Secondo l'analisi di Itinerari Previdenziali se i Governi proseguiranno con l'attuale tendenza – sussidi alle cosiddette "fasce deboli" che però rappresentano oltre il 60% della popolazione mantenendo o aumentando la abnorme spesa assistenziale basata sull'ISEE che è il motore del sommerso e del basso tasso di occupazione; flat tax che oltre a produrre sommerso ridurrà ancora il gettito fiscale e manterrà i profili di incostituzionalità perché rivolta ai soli lavoratori autonomi; riduzione del cuneo contributivo per oltre il 70% dei lavoratori e manterranno le anticipazioni pensionistiche Quota103, APE, precoci con Quota 41, Opzione donna e lavori gravosi, prorogando il mancato adeguamento dell'età di vecchiaia all'aspettativa di vita – il rapporto tra attivi e pensionati negli anni del pensionamento dei baby boomers si deteriorerà e aumenterà il numero dei pensionati e il periodo di fruizione delle prestazioni.

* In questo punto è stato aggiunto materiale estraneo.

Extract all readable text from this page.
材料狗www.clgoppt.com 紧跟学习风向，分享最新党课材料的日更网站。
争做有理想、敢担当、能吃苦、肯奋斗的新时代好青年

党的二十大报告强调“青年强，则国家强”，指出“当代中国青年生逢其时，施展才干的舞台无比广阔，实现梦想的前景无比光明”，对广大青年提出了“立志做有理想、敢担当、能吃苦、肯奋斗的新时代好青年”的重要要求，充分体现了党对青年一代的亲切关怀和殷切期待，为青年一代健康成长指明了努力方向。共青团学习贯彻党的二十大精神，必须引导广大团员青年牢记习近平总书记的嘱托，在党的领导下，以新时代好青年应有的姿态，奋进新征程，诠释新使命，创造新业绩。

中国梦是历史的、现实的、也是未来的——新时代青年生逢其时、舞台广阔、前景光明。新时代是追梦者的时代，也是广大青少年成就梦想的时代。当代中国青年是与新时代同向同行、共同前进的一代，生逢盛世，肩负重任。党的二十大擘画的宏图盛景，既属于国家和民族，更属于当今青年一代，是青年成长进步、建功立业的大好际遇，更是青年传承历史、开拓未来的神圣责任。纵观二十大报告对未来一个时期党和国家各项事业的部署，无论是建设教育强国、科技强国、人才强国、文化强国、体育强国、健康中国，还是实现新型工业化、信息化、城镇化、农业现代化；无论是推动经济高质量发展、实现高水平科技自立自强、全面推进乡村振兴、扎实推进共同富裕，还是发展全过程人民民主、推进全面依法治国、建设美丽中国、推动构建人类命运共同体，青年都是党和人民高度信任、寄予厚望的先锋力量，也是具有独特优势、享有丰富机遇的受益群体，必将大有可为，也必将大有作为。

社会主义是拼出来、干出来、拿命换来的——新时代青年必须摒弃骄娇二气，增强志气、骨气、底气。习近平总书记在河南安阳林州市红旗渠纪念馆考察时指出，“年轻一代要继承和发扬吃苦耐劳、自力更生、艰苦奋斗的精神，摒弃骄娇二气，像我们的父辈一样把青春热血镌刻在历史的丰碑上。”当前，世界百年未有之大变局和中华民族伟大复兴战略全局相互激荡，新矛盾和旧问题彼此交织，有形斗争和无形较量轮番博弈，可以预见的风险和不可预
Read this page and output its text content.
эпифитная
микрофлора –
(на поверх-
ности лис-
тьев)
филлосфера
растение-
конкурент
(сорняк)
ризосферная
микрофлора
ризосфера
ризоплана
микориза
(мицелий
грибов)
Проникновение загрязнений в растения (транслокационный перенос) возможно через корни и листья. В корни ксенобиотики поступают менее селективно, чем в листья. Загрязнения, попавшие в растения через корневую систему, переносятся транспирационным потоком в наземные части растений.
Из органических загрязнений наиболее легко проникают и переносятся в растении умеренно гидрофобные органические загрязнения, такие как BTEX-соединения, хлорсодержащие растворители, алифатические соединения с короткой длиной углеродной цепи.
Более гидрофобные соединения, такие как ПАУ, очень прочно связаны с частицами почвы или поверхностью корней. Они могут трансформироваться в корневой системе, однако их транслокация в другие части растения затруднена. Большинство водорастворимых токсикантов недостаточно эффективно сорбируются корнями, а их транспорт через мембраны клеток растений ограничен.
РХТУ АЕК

Tutto ciò aumenterà il rapporto spesa PIL per le pensioni e anche la spesa per le prestazioni assistenziali che costa già oggi 157 miliardi sul bilancio INPS e 13 miliardi per gli interventi assistenziali degli Enti locali (in totale 8,9% del PIL 2022). "Resterebbe così molto poco da fare ai Governi se – spiega Itinerari Previdenziali – non andare a "prelevare" i soldi dove ci sono applicando una dura patrimoniale che diverrebbe la pietra tombale per l'Italia.

Per evitare questo spettro
il Governo dovrebbe cambiare totalmente "registro". La proposta di Itinerari Previdenziali: 1) Creazione di una banca dati sull'assistenza che permetterebbe di sapere chi sono e da quanto tempo questi soggetti beneficiano di prestazioni, bonus e agevolazioni; si potrebbero risparmiare non meno di 15 miliardi l'anno. 2) Convocare tutti gli over 35 che non hanno mai fatto una dichiarazione dei redditi per chiedere loro di cosa vivono; scopriremmo la gran parte dell'evasione fiscale e un pezzo consistente di malavita organizzata. 3) Introduzione del contrasto di interessi tra le 25,5 milioni di famiglie e i circa 7,5 milioni di fornitori diretti che consentirebbe di azzerare il TIR, la decontribuzione e parte dell'AUUF con un risparmio di molti di questi 33 miliardi. 4) Revisione totale dell'ISEE che incentiva il lavoro in nero e il sommerso. 5) In vista del pesante invecchiamento della popolazione occorre posticipare i requisiti di pensionamento applicando i due stabilizzatori automatici della spesa per pensioni: l'adeguamento dei requisiti di età anagrafica e i coefficienti di trasformazione all'aspettativa di vita, il che significa allineare l'età di vecchiaia dai 67 anni attuali alla crescita dell'aspettativa di vita degli ultimi tre anni a partire dal gennaio 2025; consentire dal gennaio 2027 il pensionamento anticipato con 42 anni e 10 mesi (un anno in meno per le donne) ma solo con un massimo di 3 o 4 anni figurativi (escludendo quelli di maternità e di contribuzione volontaria); infine consentire le anticipazioni tipo APE o precoci ma solo con 64 anni, adeguati all'aspettativa di vita, e 38 anni di contribuzione. 6) Reintroduzione del cosiddetto "superbonus" per chi volontariamente desidera lavorare fino ai 71 anni, consentendo di fruire del 33% di contributi al netto delle imposte in busta paga per tre anni. 7) Eliminare la diseducativa e
ipercostosa decontribuzione, compresa quella al Sud che non ha mai funzionato, sostituendola con crediti d'imposta, welfare aziendale e aumenti dell'articolo 51 del Tuir. Inoltre, dovrebbe essere introdotta un'aliquota contributiva obbligatoria per tutti pari a circa 100 euro l'anno per l'assicurazione per la non autosufficienza nonché un contributo obbligatorio sanitario anche sottoforma di ticket. "Tutte manovre impopolari per una politica che da 20 anni è alla caccia spasmodica di un consenso sempre più "liquido" e temporaneo, ma le uniche – conclude il rapporto – che possono rendere il nostro mostruoso debito pubblico sostenibile".